Seedy provides secure, unpredictable, and highly tamper-resistant randomness for smart contracts. Current on-chain randomness methods often rely on manipulable blockhashes or trusted/costly oracles. Seedy leverages Verifiable Delay Functions (VDFs), specifically the Pietrzak scheme optimized for EVM based on Lee et al.'s research.

How it works: An off-chain prover computes the VDF output (y) and proof (pi) over a time delay T, using an on-chain derived seed (x). An on-chain SeedyVerifier contract that efficiently verifies the submitted proof pi against x, y, T, and delta using the ModExp precompile and cryptographic hashing.

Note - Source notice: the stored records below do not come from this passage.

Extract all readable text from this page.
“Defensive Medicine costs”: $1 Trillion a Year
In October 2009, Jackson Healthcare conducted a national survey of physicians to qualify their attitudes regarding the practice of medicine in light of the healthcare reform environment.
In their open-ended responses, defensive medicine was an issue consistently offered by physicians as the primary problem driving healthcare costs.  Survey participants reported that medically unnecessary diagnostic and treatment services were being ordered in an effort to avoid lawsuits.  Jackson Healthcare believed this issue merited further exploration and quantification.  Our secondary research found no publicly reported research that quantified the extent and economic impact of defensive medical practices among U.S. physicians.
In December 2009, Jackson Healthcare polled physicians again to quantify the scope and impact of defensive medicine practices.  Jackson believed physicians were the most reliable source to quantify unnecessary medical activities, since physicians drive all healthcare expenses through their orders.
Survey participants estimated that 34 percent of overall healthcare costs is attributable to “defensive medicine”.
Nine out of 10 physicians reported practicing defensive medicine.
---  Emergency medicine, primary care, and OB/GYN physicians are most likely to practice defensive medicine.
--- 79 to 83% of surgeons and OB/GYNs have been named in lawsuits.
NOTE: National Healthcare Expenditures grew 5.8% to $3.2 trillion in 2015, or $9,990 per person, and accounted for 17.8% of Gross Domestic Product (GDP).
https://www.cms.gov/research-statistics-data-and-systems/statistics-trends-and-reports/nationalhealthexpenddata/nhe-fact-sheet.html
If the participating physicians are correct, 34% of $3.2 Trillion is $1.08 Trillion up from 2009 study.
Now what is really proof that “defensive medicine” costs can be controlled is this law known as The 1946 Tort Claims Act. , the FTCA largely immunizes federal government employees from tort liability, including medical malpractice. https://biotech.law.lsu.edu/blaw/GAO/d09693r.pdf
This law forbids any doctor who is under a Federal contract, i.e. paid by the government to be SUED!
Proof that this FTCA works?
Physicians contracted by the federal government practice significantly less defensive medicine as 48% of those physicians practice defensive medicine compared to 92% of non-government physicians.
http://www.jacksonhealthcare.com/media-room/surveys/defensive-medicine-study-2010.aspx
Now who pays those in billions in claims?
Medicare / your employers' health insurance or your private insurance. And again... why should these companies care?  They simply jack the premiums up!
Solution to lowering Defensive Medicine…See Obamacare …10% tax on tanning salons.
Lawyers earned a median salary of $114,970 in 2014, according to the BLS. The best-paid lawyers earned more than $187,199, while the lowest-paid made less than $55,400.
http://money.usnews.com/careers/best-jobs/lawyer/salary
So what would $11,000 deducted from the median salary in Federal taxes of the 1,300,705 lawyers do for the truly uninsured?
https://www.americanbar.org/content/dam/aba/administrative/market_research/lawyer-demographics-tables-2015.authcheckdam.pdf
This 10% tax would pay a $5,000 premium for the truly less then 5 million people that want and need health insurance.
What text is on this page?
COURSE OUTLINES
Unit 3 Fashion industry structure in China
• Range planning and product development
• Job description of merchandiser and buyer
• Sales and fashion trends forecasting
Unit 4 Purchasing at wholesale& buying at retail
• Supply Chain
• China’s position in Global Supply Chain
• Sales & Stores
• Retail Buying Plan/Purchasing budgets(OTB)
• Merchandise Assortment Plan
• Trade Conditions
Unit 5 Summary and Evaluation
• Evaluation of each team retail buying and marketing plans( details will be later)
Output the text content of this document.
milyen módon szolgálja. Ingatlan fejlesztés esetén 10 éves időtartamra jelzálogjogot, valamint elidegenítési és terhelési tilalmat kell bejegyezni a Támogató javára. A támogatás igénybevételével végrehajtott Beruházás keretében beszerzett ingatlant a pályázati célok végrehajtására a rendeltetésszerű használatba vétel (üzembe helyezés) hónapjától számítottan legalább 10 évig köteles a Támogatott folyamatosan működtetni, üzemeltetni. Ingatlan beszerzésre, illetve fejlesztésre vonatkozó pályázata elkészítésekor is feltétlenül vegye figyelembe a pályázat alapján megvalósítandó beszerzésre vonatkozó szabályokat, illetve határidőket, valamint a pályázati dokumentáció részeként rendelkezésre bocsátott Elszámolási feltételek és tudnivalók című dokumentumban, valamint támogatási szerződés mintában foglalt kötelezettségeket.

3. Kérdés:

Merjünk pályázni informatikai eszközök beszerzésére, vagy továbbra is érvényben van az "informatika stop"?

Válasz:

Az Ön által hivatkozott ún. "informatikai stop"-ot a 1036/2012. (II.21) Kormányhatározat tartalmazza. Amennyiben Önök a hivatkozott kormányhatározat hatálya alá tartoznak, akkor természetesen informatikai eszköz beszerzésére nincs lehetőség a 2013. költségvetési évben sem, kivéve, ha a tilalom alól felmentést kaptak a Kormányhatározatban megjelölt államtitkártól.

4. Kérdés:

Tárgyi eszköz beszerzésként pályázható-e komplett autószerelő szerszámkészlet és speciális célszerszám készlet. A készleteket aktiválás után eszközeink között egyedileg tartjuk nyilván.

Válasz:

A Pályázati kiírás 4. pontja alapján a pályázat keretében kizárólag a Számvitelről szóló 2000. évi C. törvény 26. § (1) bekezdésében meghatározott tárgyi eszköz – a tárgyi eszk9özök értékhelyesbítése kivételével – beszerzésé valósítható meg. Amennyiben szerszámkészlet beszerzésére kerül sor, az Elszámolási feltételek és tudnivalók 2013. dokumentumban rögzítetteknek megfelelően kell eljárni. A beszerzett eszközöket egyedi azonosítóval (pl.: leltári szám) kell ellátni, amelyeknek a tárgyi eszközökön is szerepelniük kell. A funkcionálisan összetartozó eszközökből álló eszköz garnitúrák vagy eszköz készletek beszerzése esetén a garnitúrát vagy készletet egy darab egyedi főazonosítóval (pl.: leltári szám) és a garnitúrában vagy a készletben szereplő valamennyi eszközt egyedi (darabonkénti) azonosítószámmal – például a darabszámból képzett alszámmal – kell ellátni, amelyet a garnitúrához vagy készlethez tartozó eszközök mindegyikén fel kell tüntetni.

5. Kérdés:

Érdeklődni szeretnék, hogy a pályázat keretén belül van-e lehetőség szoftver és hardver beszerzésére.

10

An on-chain SeedyCoordinator manages requests and provides the final random number (derived from hashing the verified y) to consuming applications like the demo Raffle contract.

Seedy is based on trustless on-chain verification – the smart contract itself validates the VDF computation, ensuring fairness and resistance to manipulation without external dependencies for the proof check.

Smart Contracts (Solidity):

SeedyVerifier.sol: Implements the Pietrzak VDF verification logic (Algorithm 4 from Lee et al.), including the recursive steps and the final y == x^(2^(2^delta)) mod N check using repeated squaring. I heavily utilized the EIP-198 ModExp precompile via a custom assembly wrapper (_modExp) for crucial modular exponentiation steps.

SeedyCoordinator.sol: Manages randomness requests, calls the Verifier, computes/stores the final random hash (keccak256(verified_y)). Conceptually uses blockhash for seeding via computeSeed.

Raffle.sol: Example application consuming the randomness from the Coordinator. Big Numbers: Utilized the provided BigNumbers.sol library for handling arithmetic operations (init, mul) on numbers larger than 256 bits required by the VDF modulus (N).

Off-Chain Prover (TypeScript): A script using Node.js and BigInt (with libraries like bigint-crypto-utils for modPow) to perform the VDF evaluation (evaluateVDF) and generate the proof elements (generateProof).

Challenges: Library Workaround: The BigNumbers.sol library had critical internal bugs (e.g., faulty zero-trimming in its _modexp return value) breaking its mod and modmul functions. I bypassed this by using the library's mul (which seemed to work for plain multiplication) combined with my own direct _modExp call (using exponent 1) to perform the necessary modular multiplications within the verifier (_calculate_new_xi/_yi).